Ancillary Files Stata Help

 

You have found the documentation for package files, so this seems to be a question in the first instance about whether sysuse marches with installations of user-written packages, and the short answer is an emphatic No. Sysuse is intended as a quick-and-easy way for Stata users to access datasets made available by StataCorp to support official commands. I have not tried it, but my guess is that sysuse would work with any dataset so long as that dataset was placed in the directories searched by Stata.

Ancillary Files Stata Help. We must study the behavior of the mean of sample values from different specified populations. Because a sample examines only part of a. Ancillary Files Stata Help. BackgroundThe rate of teenage pregnancy in the United States is higher than in other developed nations. Teenage births result in.

However, I would argue that would be very poor style. When Stata programmers publish a package centred on programs and their help files, they often make test datasets available, but the best standard is to mark such files as ancillary and let users download them to a location of their own choice using net get. As said, this is a choice. The argument can be strengthened. It's best practice to keep StataCorp's own files and other files strictly segregated.
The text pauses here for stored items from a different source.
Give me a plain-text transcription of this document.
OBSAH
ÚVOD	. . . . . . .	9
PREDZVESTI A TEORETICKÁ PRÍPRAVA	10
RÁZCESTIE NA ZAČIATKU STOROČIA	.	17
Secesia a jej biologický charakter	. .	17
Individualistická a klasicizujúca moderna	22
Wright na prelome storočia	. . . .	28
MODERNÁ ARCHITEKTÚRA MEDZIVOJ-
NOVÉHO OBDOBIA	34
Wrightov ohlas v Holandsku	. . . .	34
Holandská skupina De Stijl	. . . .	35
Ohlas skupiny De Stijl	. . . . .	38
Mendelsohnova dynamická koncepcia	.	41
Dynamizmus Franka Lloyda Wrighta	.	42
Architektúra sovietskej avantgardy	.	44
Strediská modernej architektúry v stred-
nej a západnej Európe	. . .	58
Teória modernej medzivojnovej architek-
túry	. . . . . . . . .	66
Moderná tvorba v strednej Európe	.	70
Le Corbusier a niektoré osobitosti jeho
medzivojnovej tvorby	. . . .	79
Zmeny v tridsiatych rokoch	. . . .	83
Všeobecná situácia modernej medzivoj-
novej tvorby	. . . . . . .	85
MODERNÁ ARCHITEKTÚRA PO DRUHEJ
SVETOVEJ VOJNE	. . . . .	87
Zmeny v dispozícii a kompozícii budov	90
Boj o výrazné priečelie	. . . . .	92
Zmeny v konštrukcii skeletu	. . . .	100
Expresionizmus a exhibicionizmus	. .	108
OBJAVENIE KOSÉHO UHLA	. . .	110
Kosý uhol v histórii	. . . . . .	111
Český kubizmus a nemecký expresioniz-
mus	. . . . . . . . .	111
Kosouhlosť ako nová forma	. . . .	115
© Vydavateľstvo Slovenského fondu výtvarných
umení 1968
That way, updates and upgrades, copying files to other machines, etc. All are much less likely to get confused or tangled given some clash of names.

Most likely, you might install or reinstall Stata and 'forget' that you had user-written stuff mixed in with StataCorp's own files and waste time trying to find it. In any case, for sysuse to work like this, users would have to install files manually in the place(s) searched by Stata, as Stata's download commmands would not do that automatically. The Very Best Of Shocking Blue Download Hd here. As for 'out-of-the-way', this is not for you to decide. Many users have very strict personal or workplace rules that each project requires quite different directories or folders, so placing files only where they can be found quite deliberately is, in their own terms, a very good idea. Otherwise put, the net get mechanism implies that users decide, carefully or not, where files are to go.

Users also have the scope to manipulate their adopath should they wish to supplement Stata's rules on where it searches. If a user has chosen to install a package, it is quite likely that they want as easy access to the example data that motivates the use of the new commands, as they have to the commands themselves. While I agree with your reasoning about the sysuse command, but there ought to be something like adouse for users who have elected to install packages. The fact that packages documentation explicitly allows for installation of.dta files would seem to imply that 'quite deliberate' is implied by the installation itself. The net get does, however, provide an alternative to local installation. – Apr 7 '14 at 19:23 •.

Ancillary Files Stata HelpAncillary Files Stata Help

If users have installed ado packages that include data files (e.g. As pedagogical examples), then there should be a simple command to load those data into memory a la sysuse. Assuming one had installed package amazing, which includes amazingdata.dta, a command as simple as adouse amazingdata should load it into memory, rather than having to hunt down where the file amazingdata.dta lives. If I as a user installed a package that includes example data, my expectation is that I don't have to take on much extra work to access it.

– Apr 7 '14 at 20:50 •.

Re: st: download ANCILLARY FILES [][][][][][] Re: st: download ANCILLARY FILES From 'Sergiy Radyakin' To Subject Re: st: download ANCILLARY FILES Date Thu, 5 Jun 2008 14:27:23 -0400 My guess would be that anscillary files are copied to the current directory. Often this is the directory where Stata is installed, and this might be protected. Try to cd to a directory where you know you have write access before downloading any such files. Regards, Sergiy On 6/4/08, Viktor Slavtchev wrote: >Hello.

>1) The problem I have is that I am able to download and run user written >stata commands (for example -tmap-) but I am not able to download the >ANCILLARY FILES. I get an error message: >checking gr0008 consistency and verifying not already installed. >cannot write in directory >>r(603); >>Vistapro Renderer Download Adobe. I suspect that it has to do with the security policy on my pc (windows).

I >would like to know in which directory the ANCILLARY FILES are usually >copied. Then I can change it.